Стандартное определение: образованный класс с русской душой. Как писал философ
С.Булгаков, «ей, этой горсти, принадлежит монополия европейской образованности и
просвещения в России, она есть главный его (Запада.— А.У.) проводник в толщу
стомиллионного народа, и если Россия не может обойтись без этого просвещения под
угрозой политической и национальной смерти, то как высоко и значительно это
историческое призвание интеллигенции, сколь устрашающе огромна ее историческая
ответственность перед будущим нашей страны».
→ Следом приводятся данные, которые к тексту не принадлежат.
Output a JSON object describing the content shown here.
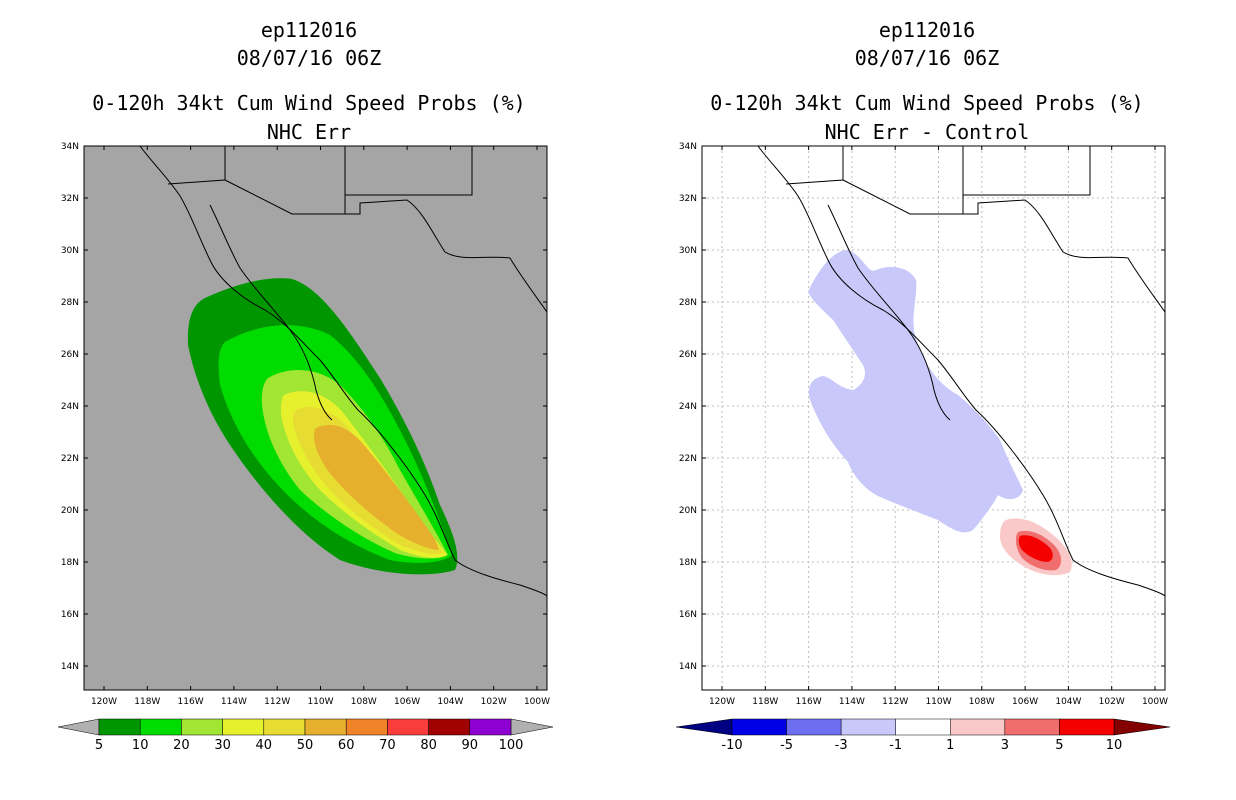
{
  "panels": [
    {
      "id": "left",
      "storm": "ep112016",
      "datetime": "08/07/16 06Z",
      "product": "0-120h 34kt Cum Wind Speed Probs (%)",
      "subtitle": "NHC Err",
      "background": "#a5a5a5",
      "colorbar": {
        "labels": [
          "5",
          "10",
          "20",
          "30",
          "40",
          "50",
          "60",
          "70",
          "80",
          "90",
          "100"
        ],
        "colors": [
          "#009600",
          "#00dc00",
          "#a0e632",
          "#e6f02d",
          "#e6dc32",
          "#e6af2d",
          "#f08228",
          "#fa3c3c",
          "#a00000",
          "#8c00d2"
        ],
        "under": "#b0b0b0",
        "over": "#b0b0b0"
      }
    },
    {
      "id": "right",
      "storm": "ep112016",
      "datetime": "08/07/16 06Z",
      "product": "0-120h 34kt Cum Wind Speed Probs (%)",
      "subtitle": "NHC Err - Control",
      "background": "#ffffff",
      "colorbar": {
        "labels": [
          "-10",
          "-5",
          "-3",
          "-1",
          "1",
          "3",
          "5",
          "10"
        ],
        "colors": [
          "#0000e6",
          "#6e6ef0",
          "#c8c8fa",
          "#ffffff",
          "#fac8c8",
          "#f06e6e",
          "#f50000"
        ],
        "under": "#000082",
        "over": "#820000"
      }
    }
  ],
  "axes": {
    "lat_labels": [
      "34N",
      "32N",
      "30N",
      "28N",
      "26N",
      "24N",
      "22N",
      "20N",
      "18N",
      "16N",
      "14N"
    ],
    "lon_labels": [
      "120W",
      "118W",
      "116W",
      "114W",
      "112W",
      "110W",
      "108W",
      "106W",
      "104W",
      "102W",
      "100W"
    ]
  }
}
Российская интеллигенция стала подлинным властителем сложившегося в стране
общественного мнения в ходе и после реформ 60-х годов XIX века. С этого времени в
сознании жителей огромной страны кристаллизуются вопросы геополитического значения:
чем является Россия по отношению к Западу — подчиненной или просто более молодой
отраслью индоевропейского древа, представителем все той же христианской —
общеевропейской — культуры или особой, восточноевропейской цивилизации, а возможно,
провозвестником некой новой культурной волны. От ответа на этот вопрос зависел выбор
пути: стремиться к максимальному заимствованию, сближению, вступлению буквально на
любых условиях в Запад или, ощутив наличие противоречий, историко-культурное
различие, несходство духовно-интеллектуального стереотипа, обратиться к собственным
историческим канонам развития, не претендуя на место одного из хозяев в холодном
западном доме.
Где место России в открывшемся цивилизационном многообразии мира?
Российская интеллигенция безусловно тяготеет к определенному ответу: на Западе, в Европе,
нашем общем доме, откуда в Россию пришли культура, религия, письменность, наука,
важнейшие идеи. Этой дорогой страна идет начиная с Петра I. Главным смыслом
происшедшего в 1991 году, как и последующих попыток реформ в России, было нежелание
народа жить в изоляции, признание привлекательности западных ценностей, отношение к
Западу как носителю «секретов» производства, ведущего к благополучию, близких идеалов
и многих завидных качеств. Но опыт 90-х годов никак не однозначен. И снова внимание
обращено к российской интеллигенции. Может ли она помочь России избежать участи
оказаться во «второсортной Европе», избежать опасности ощутить себя чуждой латиногерманской основе Запада, опасности быть вытесненной политически и культурно к вечной
мерзлоте северо-востока Евразии?
Дважды в критические периоды своей истории российская интеллигенция пыталась
оценить опыт служения своей стране. Первый раз — в «Вехах» (1908) и во второй раз — в
сборнике «Из глубины» (1918) лучшие и наиболее ответственные, наиболее далекие от
авантюризма попытались понять, как откликалась «душа интеллигенции, этого создания
Петрова — ключ к грядущим судьбам русской государственности» (С.Булгаков) на
катаклизмы, катастрофы русской истории. Третья такая попытка должна быть предпринята
сейчас.
Провозвестником и творцом феноменальных перемен 1988–1991 годов, коренным
образом изменивших судьбу страны, стала наша интеллигенция, которая исполняла свое
предназначение и долг так, как она его понимала.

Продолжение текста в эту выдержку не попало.